Indigenous Field School Evaluation

An investigating of the significance of a community led, wellness focused, land based field school that has been held in two remote First Nations communities for over ten years. The field school is a seven-day learning experience offered in partnership between the Wuikinuxv and Dzawada’enuxw Nations on the Central Coast of British Columbia and NIC Nursing program.

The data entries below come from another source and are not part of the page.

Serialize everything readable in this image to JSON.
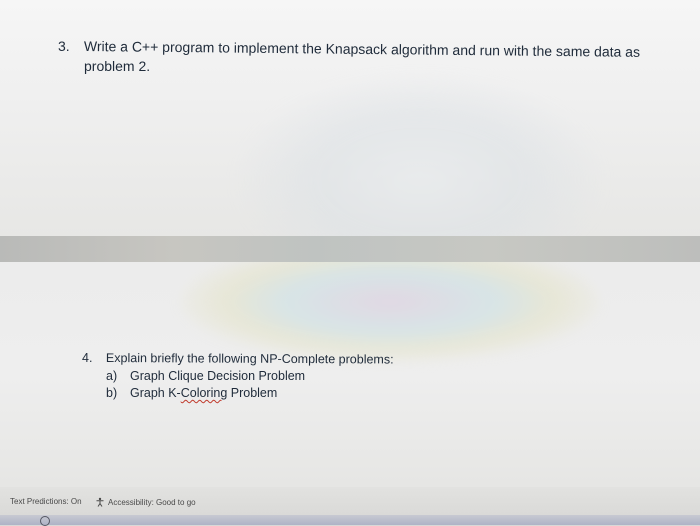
{
  "question3": {
    "number": "3.",
    "line1": "Write a C++ program to implement the Knapsack algorithm and run with the same data as",
    "line2": "problem 2."
  },
  "question4": {
    "number": "4.",
    "text": "Explain briefly the following NP-Complete problems:",
    "items": [
      {
        "label": "a)",
        "text": "Graph Clique Decision Problem"
      },
      {
        "label": "b)",
        "text_before": "Graph K-",
        "text_flagged": "Coloring",
        "text_after": " Problem"
      }
    ]
  },
  "status_bar": {
    "text_predictions": "Text Predictions: On",
    "accessibility": "Accessibility: Good to go",
    "accessibility_icon": "accessibility-icon"
  },
  "taskbar": {
    "search_icon": "search-icon"
  },
  "colors": {
    "text": "#1f2b3a",
    "spell_underline": "#c0392b"
  }
}
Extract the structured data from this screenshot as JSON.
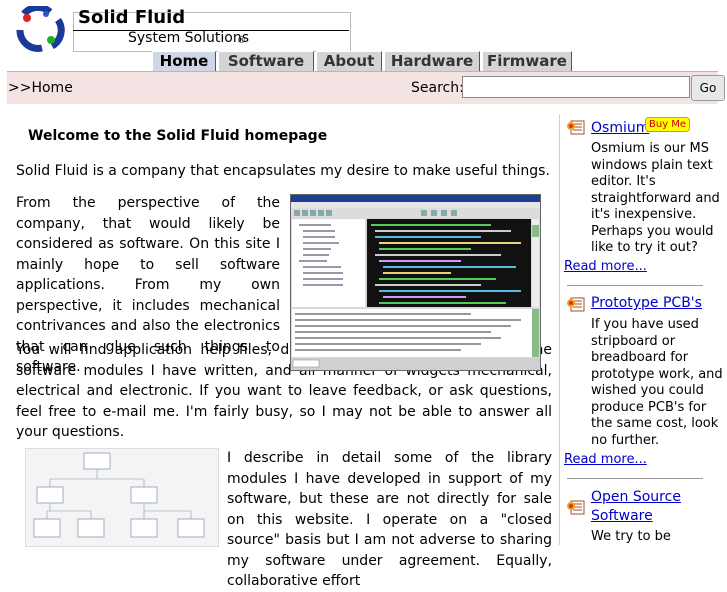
{
  "brand": {
    "title": "Solid Fluid",
    "subtitle": "System Solutions",
    "reg": "®"
  },
  "nav": {
    "tabs": [
      "Home",
      "Software",
      "About",
      "Hardware",
      "Firmware"
    ]
  },
  "bar": {
    "breadcrumb": ">>Home",
    "search_label": "Search:",
    "search_value": "",
    "go_label": "Go"
  },
  "main": {
    "heading": "Welcome to the Solid Fluid homepage",
    "p1": "Solid Fluid is a company that encapsulates my desire to make useful things.",
    "p2": "From the perspective of the company, that would likely be considered as software. On this site I mainly hope to sell software applications. From my own perspective, it includes mechanical contrivances and also the electronics that can glue such things to software.",
    "p3": "You will find application help files, detailed descriptions of some of the software modules I have written, and all manner of widgets mechanical, electrical and electronic. If you want to leave feedback, or ask questions, feel free to e-mail me. I'm fairly busy, so I may not be able to answer all your questions.",
    "p4": "I describe in detail some of the library modules I have developed in support of my software, but these are not directly for sale on this website. I operate on a \"closed source\" basis but I am not adverse to sharing my software under agreement. Equally, collaborative effort"
  },
  "sidebar": {
    "items": [
      {
        "title": "Osmium",
        "badge": "Buy Me",
        "text": "Osmium is our MS windows plain text editor. It's straightforward and it's inexpensive. Perhaps you would like to try it out?",
        "more": "Read more..."
      },
      {
        "title": "Prototype PCB's",
        "text": "If you have used stripboard or breadboard for prototype work, and wished you could produce PCB's for the same cost, look no further.",
        "more": "Read more..."
      },
      {
        "title": "Open Source Software",
        "text": "We try to be"
      }
    ]
  },
  "colors": {
    "accent": "#cfd6e8",
    "bar_bg": "#f3e3e3",
    "link": "#0000cc"
  }
}
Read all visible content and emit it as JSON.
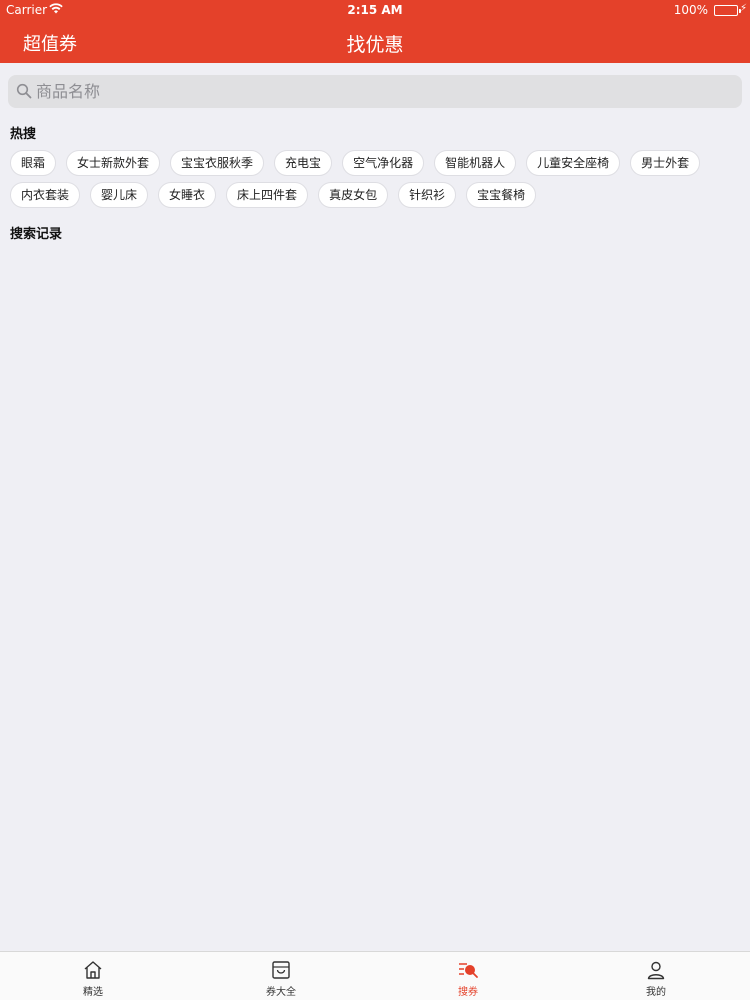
{
  "status_bar": {
    "carrier": "Carrier",
    "time": "2:15 AM",
    "battery": "100%",
    "battery_level": 1.0
  },
  "navbar": {
    "left_label": "超值券",
    "title": "找优惠"
  },
  "search": {
    "placeholder": "商品名称",
    "value": ""
  },
  "hot_search": {
    "title": "热搜",
    "tags": [
      "眼霜",
      "女士新款外套",
      "宝宝衣服秋季",
      "充电宝",
      "空气净化器",
      "智能机器人",
      "儿童安全座椅",
      "男士外套",
      "内衣套装",
      "婴儿床",
      "女睡衣",
      "床上四件套",
      "真皮女包",
      "针织衫",
      "宝宝餐椅"
    ]
  },
  "history": {
    "title": "搜索记录"
  },
  "tabbar": {
    "items": [
      {
        "label": "精选",
        "icon": "home-icon"
      },
      {
        "label": "券大全",
        "icon": "coupon-box-icon"
      },
      {
        "label": "搜券",
        "icon": "search-coupon-icon"
      },
      {
        "label": "我的",
        "icon": "user-icon"
      }
    ],
    "active": "搜券"
  },
  "colors": {
    "brand": "#e4412a",
    "background": "#efeff4",
    "battery": "#4cd964"
  }
}
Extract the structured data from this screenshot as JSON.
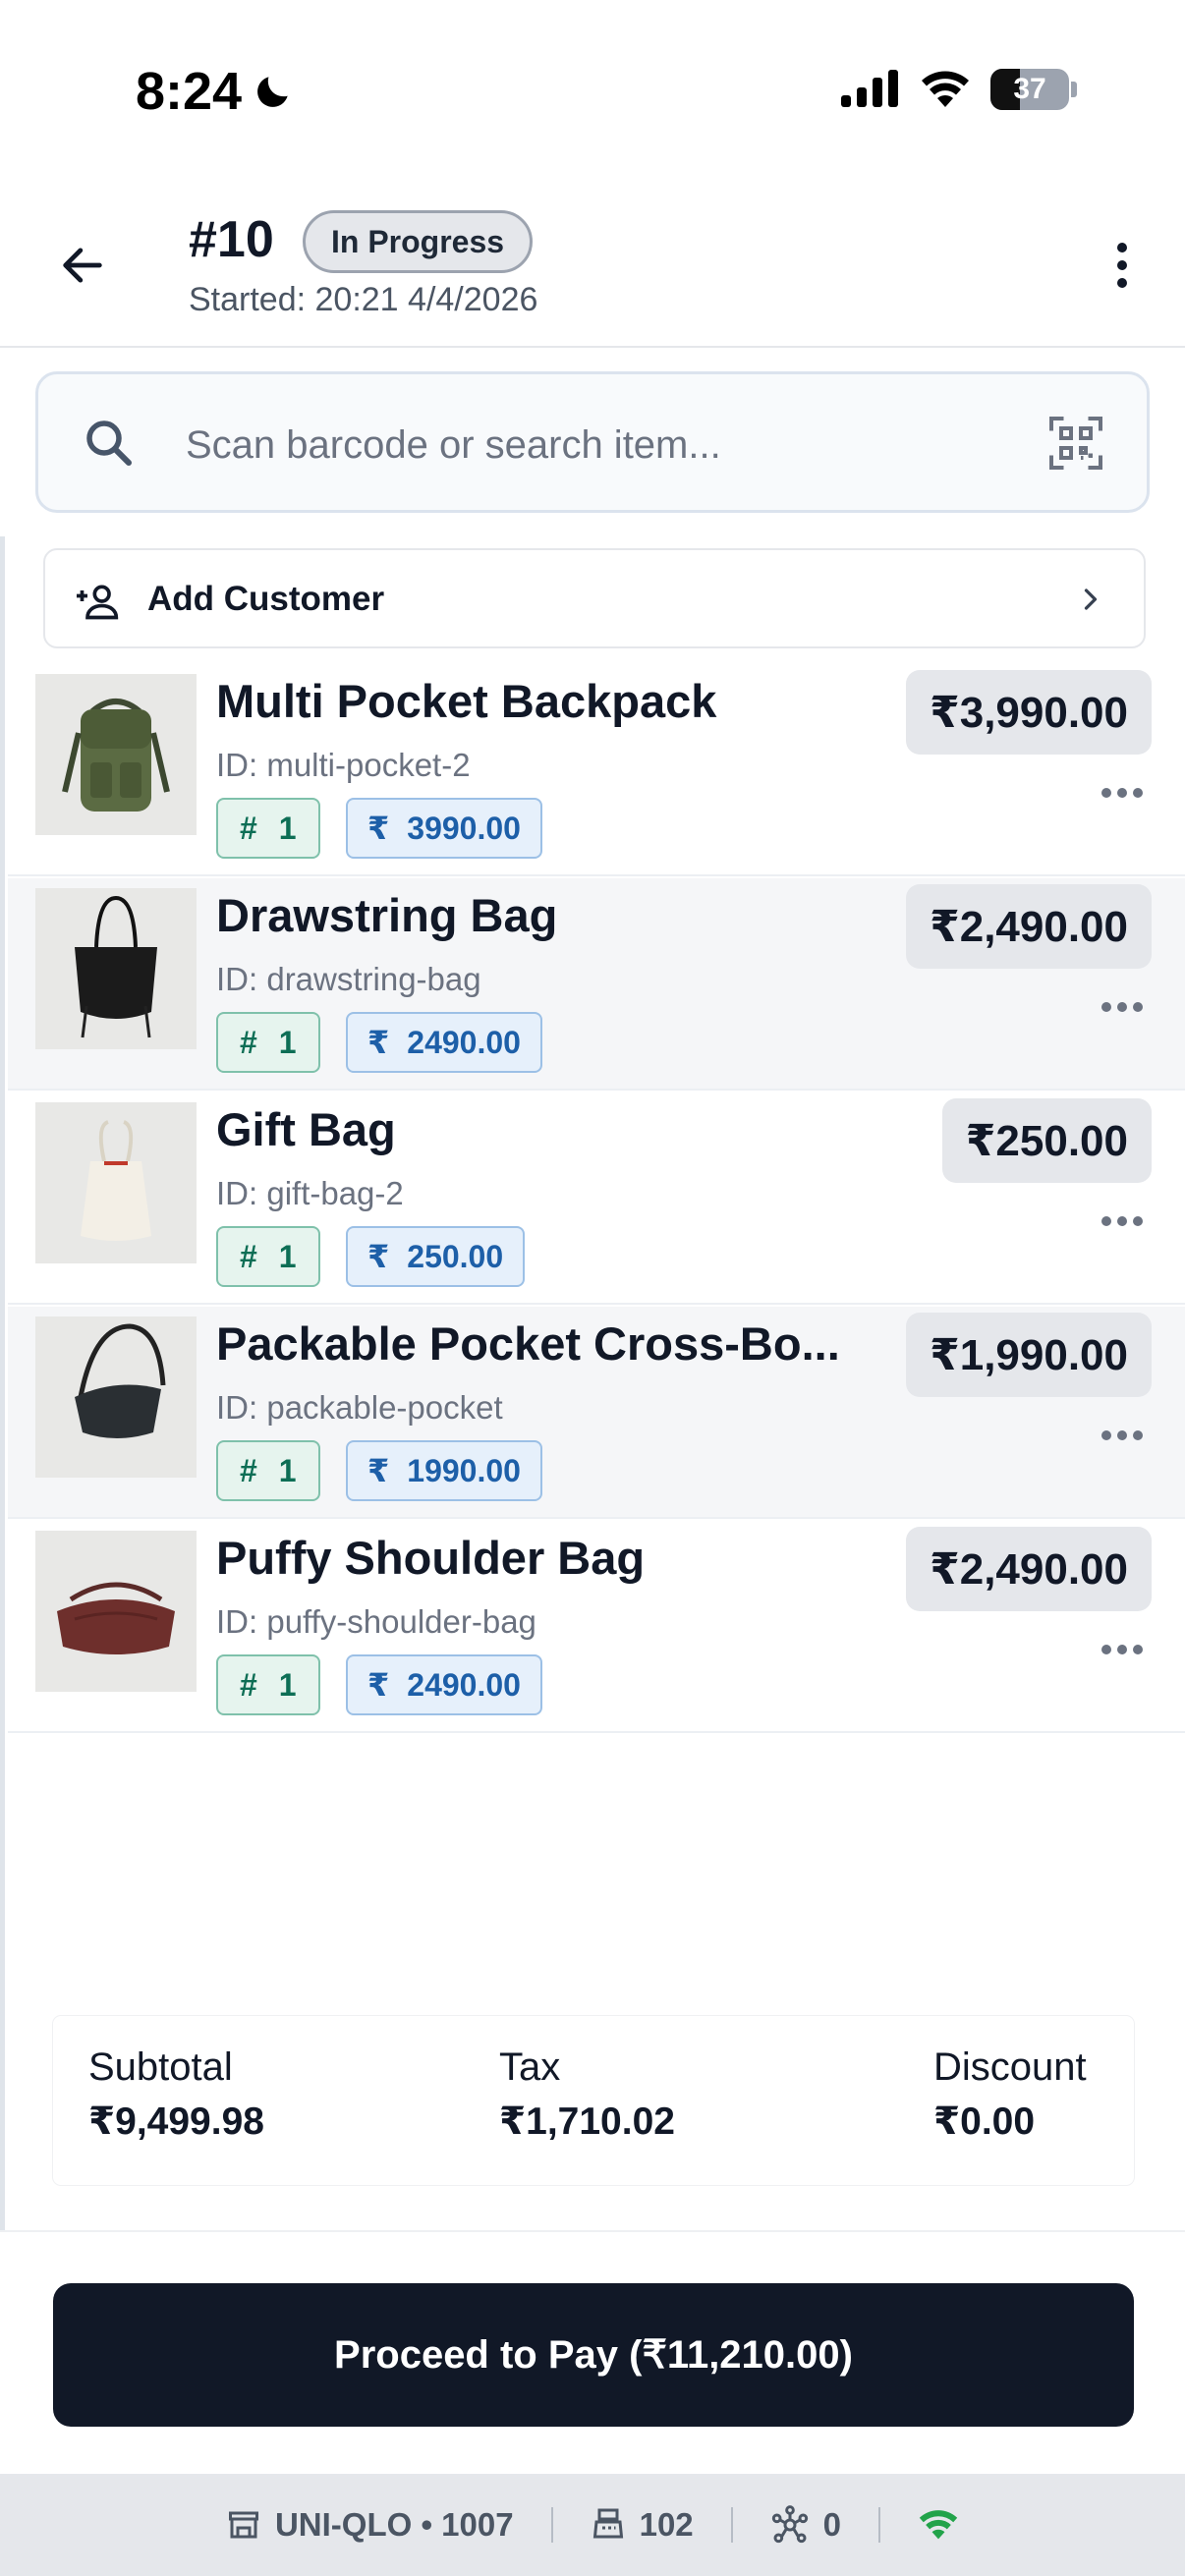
{
  "status_bar": {
    "time": "8:24",
    "battery": "37",
    "battery_level": 0.37
  },
  "header": {
    "order_number": "#10",
    "status": "In Progress",
    "started": "Started: 20:21 4/4/2026"
  },
  "search": {
    "placeholder": "Scan barcode or search item..."
  },
  "customer": {
    "label": "Add Customer"
  },
  "items": [
    {
      "name": "Multi Pocket Backpack",
      "id_label": "ID: multi-pocket-2",
      "qty_symbol": "#",
      "qty": "1",
      "currency": "₹",
      "unit_price": "3990.00",
      "line_total": "₹3,990.00",
      "image": "backpack-olive"
    },
    {
      "name": "Drawstring Bag",
      "id_label": "ID: drawstring-bag",
      "qty_symbol": "#",
      "qty": "1",
      "currency": "₹",
      "unit_price": "2490.00",
      "line_total": "₹2,490.00",
      "image": "tote-black"
    },
    {
      "name": "Gift Bag",
      "id_label": "ID: gift-bag-2",
      "qty_symbol": "#",
      "qty": "1",
      "currency": "₹",
      "unit_price": "250.00",
      "line_total": "₹250.00",
      "image": "giftbag-cream"
    },
    {
      "name": "Packable Pocket Cross-Bo...",
      "id_label": "ID: packable-pocket",
      "qty_symbol": "#",
      "qty": "1",
      "currency": "₹",
      "unit_price": "1990.00",
      "line_total": "₹1,990.00",
      "image": "crossbody-black"
    },
    {
      "name": "Puffy Shoulder Bag",
      "id_label": "ID: puffy-shoulder-bag",
      "qty_symbol": "#",
      "qty": "1",
      "currency": "₹",
      "unit_price": "2490.00",
      "line_total": "₹2,490.00",
      "image": "shoulderbag-maroon"
    }
  ],
  "totals": {
    "subtotal_label": "Subtotal",
    "subtotal": "₹9,499.98",
    "tax_label": "Tax",
    "tax": "₹1,710.02",
    "discount_label": "Discount",
    "discount": "₹0.00"
  },
  "pay_button": {
    "label": "Proceed to Pay (₹11,210.00)"
  },
  "footer": {
    "store": "UNI-QLO • 1007",
    "register": "102",
    "connections": "0"
  },
  "colors": {
    "accent": "#111827",
    "qty_chip": "#0d6e55",
    "price_chip": "#1d5fa8",
    "wifi_ok": "#22a34a"
  }
}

Project Dates: June 2017 – December 2018
Funding Amount: $2,454

I think the biggest thing nurses and community members learn is self-awareness, about conflicts in values and how to build relationships and understanding. Telling stories is affirming for people. The things nurses learn here is not just about Indigenous People but it impacts how they nurse with all people – it is good for everyone. We do the work together and everyone benefits – it is reciprocal – we all tell stories and we all learn.

Community participant

Project Summary

The investigation used Indigenous methodology to gather information during the field school experiences. Information was gathered through individual and group conversations with the main question being: What is significant about the field school experience for the participants and stake holders that can be useful for further curricular development? The main findings included information about the experiences of transformational learning for student participants affecting their values and practice; increased trust with health providers for community members generally and increased opportunities for recruitment of culturally effective nurses to work in the remote communities specifically.

Research Team

Joanna Fraser
Joanna Fraser, Lead Researcher
As a Nursing Instructor at North Island College, Joanna is engaged in a variety of inquiry projects that facilitate culturally safe and inclusive learning and practice environments with students, nurses, communities and Indigenous people.
Karen Mason
Karen Mason, Co-Researcher
Karen has been involved in health care since 1988 and has enjoyed a variety of nursing experiences prior to teaching at North Island College. She has taught all four years of the program and currently teaches Relational Practice and was the co-chair of the department.


Project Outcomes

This research helped us to understand the importance of and improve on the field school experiences, especially in the following areas:

  1. Importance of the Elder and the relationship of the Elder to the community
  2. Challenges related to the online portion of the course and logistics leading up to the field school
  3. Logistics during the field school especially the balance of structured and unstructured parts of the course
  4. Experiences of feelings of empowerment through developing reciprocal relationships between nursing participants and community members
  5. Transformational changes in the participants and the promotion of changes in the system
  6. The importance of focusing on community wellness and strengths
  7. The importance of time and support for reflection in learning and learning through relationships

This project also informed the successful grant application to expand the field school as an immersion learning experience for first year students and with Nuu-chah-nulth communities.